How COVID-19 pandemic and technology change Capital Markets

4 min readApr 28, 2021

The negative impact of the COVID-19 virus on economic, social and political levels has been causing a particular ripple effect on capital markets. Within weeks, stock market prices around the world took a significant hit, crushing billions of dollars of investors’ money.

Offices are not occupied by employees and the white-collar generation is mainly working from home since then, being forced to utilize online communication channels to maintain the operations of the business. Home office was perceived a risk factor for any financial institution for over a decade. Today, the majority of staff was sent home to work from there.

Digital transformation, although a narrow word in today’s era, has become a top priority on the agenda of any executive in the financial industry. FinTech companies have been transforming the financial industry along the entire value chain. COVID-19 has been a technological stress test for all institutions and organizations around the world, and it was the pandemic that pulled the trigger to boost innovation.

In parallel, the ever-increasing competition between public and private markets is reaching new heights. Private equity’s net asset value has grown more than sevenfold since 2002, twice as fast as global public equities.[1] On the contrary, the trend of the shrinking public market continues across countries. From 1996–2016 the number of publicly listed U.S. companies has fallen by about 50 percent.[2]

While private markets in equities and debt continue its growth path despite the current macroeconomic challenges, private market infrastructures such as platforms or marketplaces matching investors with issuers continue to reach maturity in times of technological transformation.

However, private markets are still facing liquidity constraints. Although infrastructure continues to reach adoption among financial intermediaries, capital markets still lack sophisticated markets. Marketplaces or platforms are required which enable discrete information sharing with each investor category but also align with the interests of the financial intermediary and the issuer itself.

Hence, a working private market is still fragmented in its own way as financial intermediaries are still protective with deal flow sharing as marketplaces are still perceived as retail investor dominated crowdfunding markets.

However, democratization of private equity is moving forward. According to Bain & Company’s report, given the growth of the private markets and their higher return potential vs. public markets, making private equity more accessible to retail investors is gaining importance.

Already, retail investors are struggling to gain exposure to the small and middle-market companies that have been the bread and butter of private equity. These companies are increasingly turning to private financing to avoid the cost and hassle of being publicly traded. Individuals are missing out on the opportunity to invest in fast-growing start-ups with potential to generate big returns as companies stay private longer. Now, as a growing number of traditionally public companies go private, it makes more sense than ever to push the door open for retail Private Equity investors. Around 15% to 20% of Blackstone’s annual fundraising already comes from retail investors, and this is likely just the start.[3]

Besides COVID-19 pandemic and the rise of private markets, investors’ needs have been changing.

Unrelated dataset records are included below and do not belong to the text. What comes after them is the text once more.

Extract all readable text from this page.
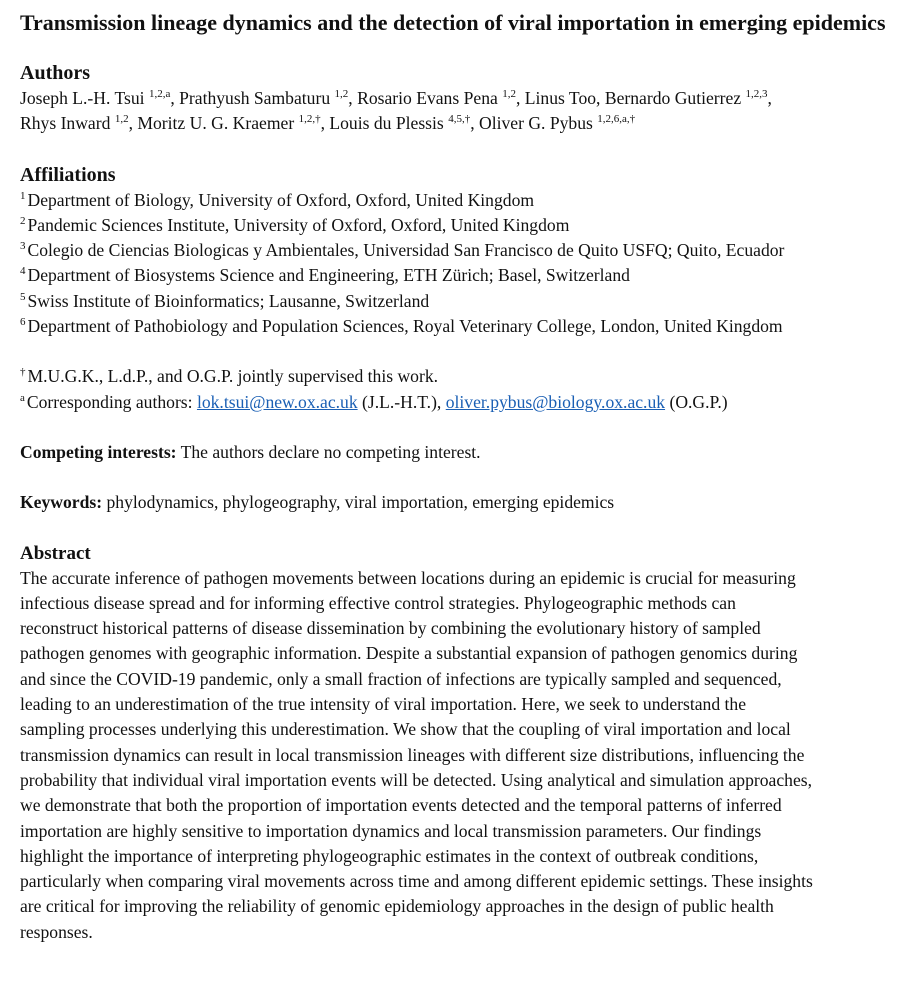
Transmission lineage dynamics and the detection of viral importation in emerging epidemics
Authors
Joseph L.-H. Tsui $^{1,2,a}$, Prathyush Sambaturu $^{1,2}$, Rosario Evans Pena $^{1,2}$, Linus Too, Bernardo Gutierrez $^{1,2,3}$,
Rhys Inward $^{1,2}$, Moritz U. G. Kraemer $^{1,2,\dagger}$, Louis du Plessis $^{4,5,\dagger}$, Oliver G. Pybus $^{1,2,6,a,\dagger}$
Affiliations
$^1$ Department of Biology, University of Oxford, Oxford, United Kingdom
$^2$ Pandemic Sciences Institute, University of Oxford, Oxford, United Kingdom
$^3$ Colegio de Ciencias Biologicas y Ambientales, Universidad San Francisco de Quito USFQ; Quito, Ecuador
$^4$ Department of Biosystems Science and Engineering, ETH Zürich; Basel, Switzerland
$^5$ Swiss Institute of Bioinformatics; Lausanne, Switzerland
$^6$ Department of Pathobiology and Population Sciences, Royal Veterinary College, London, United Kingdom
† M.U.G.K., L.d.P., and O.G.P. jointly supervised this work.
$^a$ Corresponding authors: lok.tsui@new.ox.ac.uk (J.L.-H.T.), oliver.pybus@biology.ox.ac.uk (O.G.P.)
Competing interests: The authors declare no competing interest.
Keywords: phylodynamics, phylogeography, viral importation, emerging epidemics
Abstract
The accurate inference of pathogen movements between locations during an epidemic is crucial for measuring
infectious disease spread and for informing effective control strategies. Phylogeographic methods can
reconstruct historical patterns of disease dissemination by combining the evolutionary history of sampled
pathogen genomes with geographic information. Despite a substantial expansion of pathogen genomics during
and since the COVID-19 pandemic, only a small fraction of infections are typically sampled and sequenced,
leading to an underestimation of the true intensity of viral importation. Here, we seek to understand the
sampling processes underlying this underestimation. We show that the coupling of viral importation and local
transmission dynamics can result in local transmission lineages with different size distributions, influencing the
probability that individual viral importation events will be detected. Using analytical and simulation approaches,
we demonstrate that both the proportion of importation events detected and the temporal patterns of inferred
importation are highly sensitive to importation dynamics and local transmission parameters. Our findings
highlight the importance of interpreting phylogeographic estimates in the context of outbreak conditions,
particularly when comparing viral movements across time and among different epidemic settings. These insights
are critical for improving the reliability of genomic epidemiology approaches in the design of public health
responses.
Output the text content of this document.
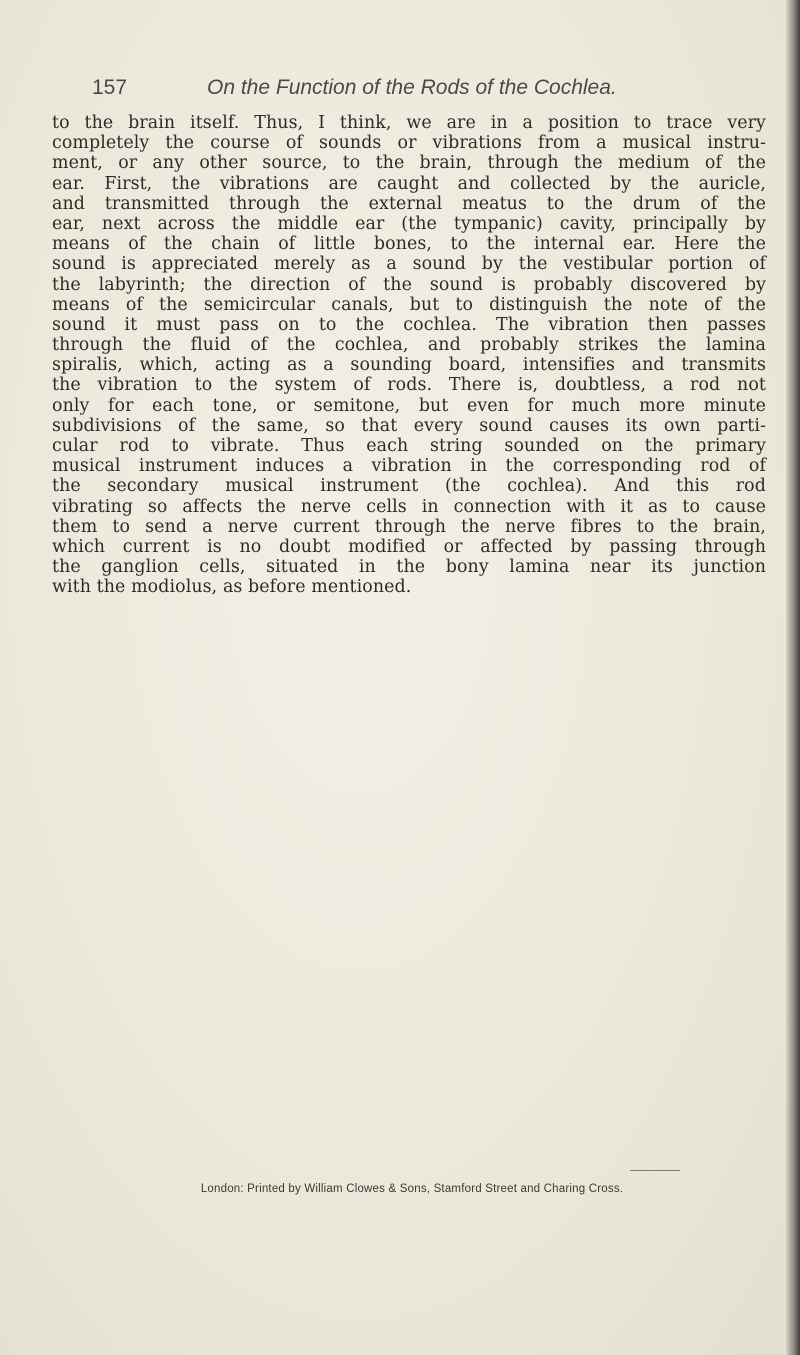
157	On the Function of the Rods of the Cochlea.
to the brain itself. Thus, I think, we are in a position to trace very
completely the course of sounds or vibrations from a musical instru-
ment, or any other source, to the brain, through the medium of the
ear. First, the vibrations are caught and collected by the auricle,
and transmitted through the external meatus to the drum of the
ear, next across the middle ear (the tympanic) cavity, principally by
means of the chain of little bones, to the internal ear. Here the
sound is appreciated merely as a sound by the vestibular portion of
the labyrinth; the direction of the sound is probably discovered by
means of the semicircular canals, but to distinguish the note of the
sound it must pass on to the cochlea. The vibration then passes
through the fluid of the cochlea, and probably strikes the lamina
spiralis, which, acting as a sounding board, intensifies and transmits
the vibration to the system of rods. There is, doubtless, a rod not
only for each tone, or semitone, but even for much more minute
subdivisions of the same, so that every sound causes its own parti-
cular rod to vibrate. Thus each string sounded on the primary
musical instrument induces a vibration in the corresponding rod of
the secondary musical instrument (the cochlea). And this rod
vibrating so affects the nerve cells in connection with it as to cause
them to send a nerve current through the nerve fibres to the brain,
which current is no doubt modified or affected by passing through
the ganglion cells, situated in the bony lamina near its junction
with the modiolus, as before mentioned.
London: Printed by William Clowes & Sons, Stamford Street and Charing Cross.
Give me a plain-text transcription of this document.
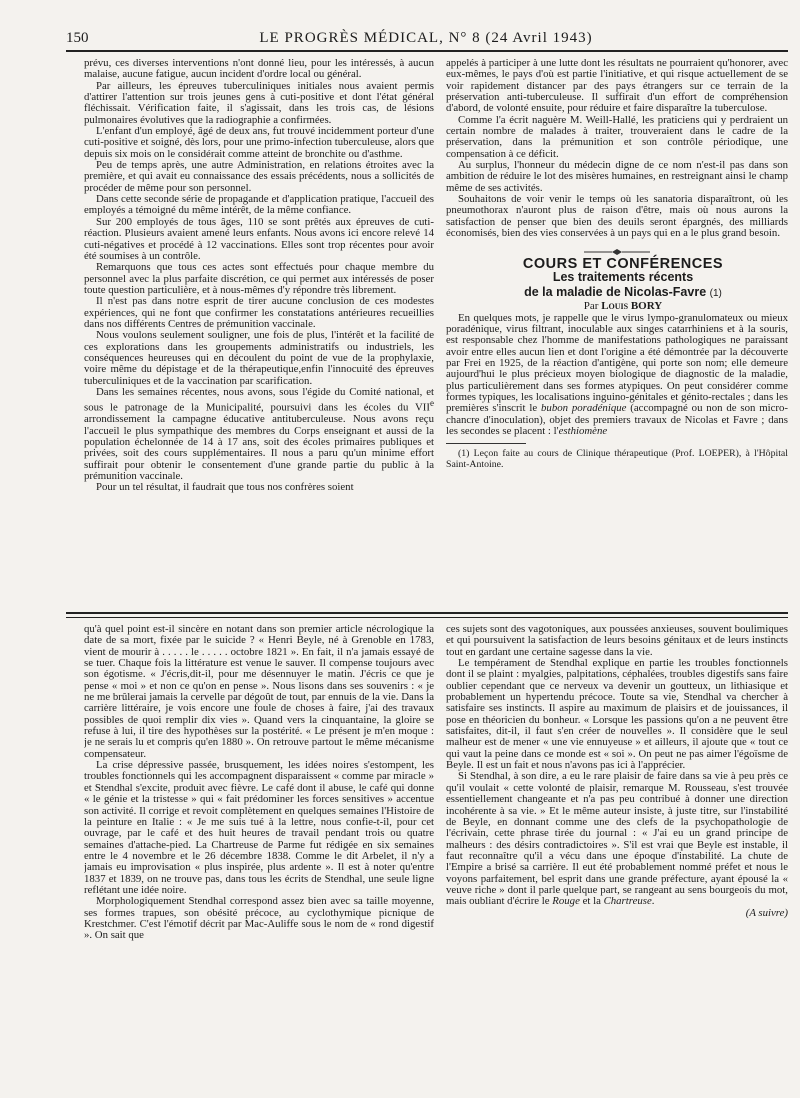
150	LE PROGRÈS MÉDICAL, N° 8 (24 Avril 1943)

prévu, ces diverses interventions n'ont donné lieu, pour les intéressés, à aucun malaise, aucune fatigue, aucun incident d'ordre local ou général.

Par ailleurs, les épreuves tuberculiniques initiales nous avaient permis d'attirer l'attention sur trois jeunes gens à cuti-positive et dont l'état général fléchissait. Vérification faite, il s'agissait, dans les trois cas, de lésions pulmonaires évolutives que la radiographie a confirmées.

L'enfant d'un employé, âgé de deux ans, fut trouvé incidemment porteur d'une cuti-positive et soigné, dès lors, pour une primo-infection tuberculeuse, alors que depuis six mois on le considérait comme atteint de bronchite ou d'asthme.

Peu de temps après, une autre Administration, en relations étroites avec la première, et qui avait eu connaissance des essais précédents, nous a sollicités de procéder de même pour son personnel.

Dans cette seconde série de propagande et d'application pratique, l'accueil des employés a témoigné du même intérêt, de la même confiance.

Sur 200 employés de tous âges, 110 se sont prêtés aux épreuves de cuti-réaction. Plusieurs avaient amené leurs enfants. Nous avons ici encore relevé 14 cuti-négatives et procédé à 12 vaccinations. Elles sont trop récentes pour avoir été soumises à un contrôle.

Remarquons que tous ces actes sont effectués pour chaque membre du personnel avec la plus parfaite discrétion, ce qui permet aux intéressés de poser toute question particulière, et à nous-mêmes d'y répondre très librement.

Il n'est pas dans notre esprit de tirer aucune conclusion de ces modestes expériences, qui ne font que confirmer les constatations antérieures recueillies dans nos différents Centres de prémunition vaccinale.

Nous voulons seulement souligner, une fois de plus, l'intérêt et la facilité de ces explorations dans les groupements administratifs ou industriels, les conséquences heureuses qui en découlent du point de vue de la prophylaxie, voire même du dépistage et de la thérapeutique,enfin l'innocuité des épreuves tuberculiniques et de la vaccination par scarification.

Dans les semaines récentes, nous avons, sous l'égide du Comité national, et sous le patronage de la Municipalité, poursuivi dans les écoles du VIIe arrondissement la campagne éducative antituberculeuse. Nous avons reçu l'accueil le plus sympathique des membres du Corps enseignant et aussi de la population échelonnée de 14 à 17 ans, soit des écoles primaires publiques et privées, soit des cours supplémentaires. Il nous a paru qu'un minime effort suffirait pour obtenir le consentement d'une grande partie du public à la prémunition vaccinale.

Pour un tel résultat, il faudrait que tous nos confrères soient

appelés à participer à une lutte dont les résultats ne pourraient qu'honorer, avec eux-mêmes, le pays d'où est partie l'initiative, et qui risque actuellement de se voir rapidement distancer par des pays étrangers sur ce terrain de la préservation anti-tuberculeuse. Il suffirait d'un effort de compréhension d'abord, de volonté ensuite, pour réduire et faire disparaître la tuberculose.

Comme l'a écrit naguère M. Weill-Hallé, les praticiens qui y perdraient un certain nombre de malades à traiter, trouveraient dans le cadre de la préservation, dans la prémunition et son contrôle périodique, une compensation à ce déficit.

Au surplus, l'honneur du médecin digne de ce nom n'est-il pas dans son ambition de réduire le lot des misères humaines, en restreignant ainsi le champ même de ses activités.

Souhaitons de voir venir le temps où les sanatoria disparaîtront, où les pneumothorax n'auront plus de raison d'être, mais où nous aurons la satisfaction de penser que bien des deuils seront épargnés, des milliards économisés, bien des vies conservées à un pays qui en a le plus grand besoin.

COURS ET CONFÉRENCES

Les traitements récents

de la maladie de Nicolas-Favre (1)

Par Louis BORY

En quelques mots, je rappelle que le virus lympo-granulomateux ou mieux poradénique, virus filtrant, inoculable aux singes catarrhiniens et à la souris, est responsable chez l'homme de manifestations pathologiques ne paraissant avoir entre elles aucun lien et dont l'origine a été démontrée par la découverte par Frei en 1925, de la réaction d'antigène, qui porte son nom; elle demeure aujourd'hui le plus précieux moyen biologique de diagnostic de la maladie, plus particulièrement dans ses formes atypiques. On peut considérer comme formes typiques, les localisations inguino-génitales et génito-rectales ; dans les premières s'inscrit le bubon poradénique (accompagné ou non de son micro-chancre d'inoculation), objet des premiers travaux de Nicolas et Favre ; dans les secondes se placent : l'esthiomène

(1) Leçon faite au cours de Clinique thérapeutique (Prof. LOEPER), à l'Hôpital Saint-Antoine.

qu'à quel point est-il sincère en notant dans son premier article nécrologique la date de sa mort, fixée par le suicide ? « Henri Beyle, né à Grenoble en 1783, vient de mourir à . . . . . le . . . . . octobre 1821 ». En fait, il n'a jamais essayé de se tuer. Chaque fois la littérature est venue le sauver. Il compense toujours avec son égotisme. « J'écris,dit-il, pour me désennuyer le matin. J'écris ce que je pense « moi » et non ce qu'on en pense ». Nous lisons dans ses souvenirs : « je ne me brûlerai jamais la cervelle par dégoût de tout, par ennuis de la vie. Dans la carrière littéraire, je vois encore une foule de choses à faire, j'ai des travaux possibles de quoi remplir dix vies ». Quand vers la cinquantaine, la gloire se refuse à lui, il tire des hypothèses sur la postérité. « Le présent je m'en moque : je ne serais lu et compris qu'en 1880 ». On retrouve partout le même mécanisme compensateur.

La crise dépressive passée, brusquement, les idées noires s'estompent, les troubles fonctionnels qui les accompagnent disparaissent « comme par miracle » et Stendhal s'excite, produit avec fièvre. Le café dont il abuse, le café qui donne « le génie et la tristesse » qui « fait prédominer les forces sensitives » accentue son activité. Il corrige et revoit complètement en quelques semaines l'Histoire de la peinture en Italie : « Je me suis tué à la lettre, nous confie-t-il, pour cet ouvrage, par le café et des huit heures de travail pendant trois ou quatre semaines d'attache-pied. La Chartreuse de Parme fut rédigée en six semaines entre le 4 novembre et le 26 décembre 1838. Comme le dit Arbelet, il n'y a jamais eu improvisation « plus inspirée, plus ardente ». Il est à noter qu'entre 1837 et 1839, on ne trouve pas, dans tous les écrits de Stendhal, une seule ligne reflétant une idée noire.

Morphologiquement Stendhal correspond assez bien avec sa taille moyenne, ses formes trapues, son obésité précoce, au cyclothymique picnique de Krestchmer. C'est l'émotif décrit par Mac-Auliffe sous le nom de « rond digestif ». On sait que

ces sujets sont des vagotoniques, aux poussées anxieuses, souvent boulimiques et qui poursuivent la satisfaction de leurs besoins génitaux et de leurs instincts tout en gardant une certaine sagesse dans la vie.

Le tempérament de Stendhal explique en partie les troubles fonctionnels dont il se plaint : myalgies, palpitations, céphalées, troubles digestifs sans faire oublier cependant que ce nerveux va devenir un goutteux, un lithiasique et probablement un hypertendu précoce. Toute sa vie, Stendhal va chercher à satisfaire ses instincts. Il aspire au maximum de plaisirs et de jouissances, il pose en théoricien du bonheur. « Lorsque les passions qu'on a ne peuvent être satisfaites, dit-il, il faut s'en créer de nouvelles ». Il considère que le seul malheur est de mener « une vie ennuyeuse » et ailleurs, il ajoute que « tout ce qui vaut la peine dans ce monde est « soi ». On peut ne pas aimer l'égoïsme de Beyle. Il est un fait et nous n'avons pas ici à l'apprécier.

Si Stendhal, à son dire, a eu le rare plaisir de faire dans sa vie à peu près ce qu'il voulait « cette volonté de plaisir, remarque M. Rousseau, s'est trouvée essentiellement changeante et n'a pas peu contribué à donner une direction incohérente à sa vie. » Et le même auteur insiste, à juste titre, sur l'instabilité de Beyle, en donnant comme une des clefs de la psychopathologie de l'écrivain, cette phrase tirée du journal : « J'ai eu un grand principe de malheurs : des désirs contradictoires ». S'il est vrai que Beyle est instable, il faut reconnaître qu'il a vécu dans une époque d'instabilité. La chute de l'Empire a brisé sa carrière. Il eut été probablement nommé préfet et nous le voyons parfaitement, bel esprit dans une grande préfecture, ayant épousé la « veuve riche » dont il parle quelque part, se rangeant au sens bourgeois du mot, mais oubliant d'écrire le Rouge et la Chartreuse.

(A suivre)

Over the last five years online crowdfunding campaigns have reached unprecedented popularity among retail investors. Although, such investment patterns do not hold up in the segments of professional and institutional investors, online marketplaces have triggered changes in behavioral patterns on how investor are researching, selecting, executing, holding and managing investments. As an example, online stock brokerage platforms have been competing in a zerocommission trading as well as tractional investing environment.[4]

Consumer expectations of zero fee services is putting pressure on banks and financial intermediaries wishing to keep up fee levels around asset servicing, account management or custodian servicing. At the same time, the ease and access of information due to the internet and platforms has self-empowered investors to research and take qualitative investment decisions up to a certain degree.

In fact, according to mindtouch, 50% of generation Y view self-service as a part of the brand promise, hence pushing the financial services industry even more towards a transparent playground.[5] The need for private banking or asset management services has been decreasing in some fields. Consumer behavior has dramatically changed over the last five years while banks and financial intermediaries only gradually improved on how to match their service offering with the customer needs.

In summary, these market forces such as the technological transformation due to the COVID-19 pandemic, the ongoing transition from public towards private markets as well as changes in consumer needs have triggered behavioral and procedural changes in Capital Markets. In times of such structural adaptations, area2invest has entered the regulated institutional, professional and private market to align and match the interest of all participants in Capital Markets and facilitate sophisticated liquidity provisioning.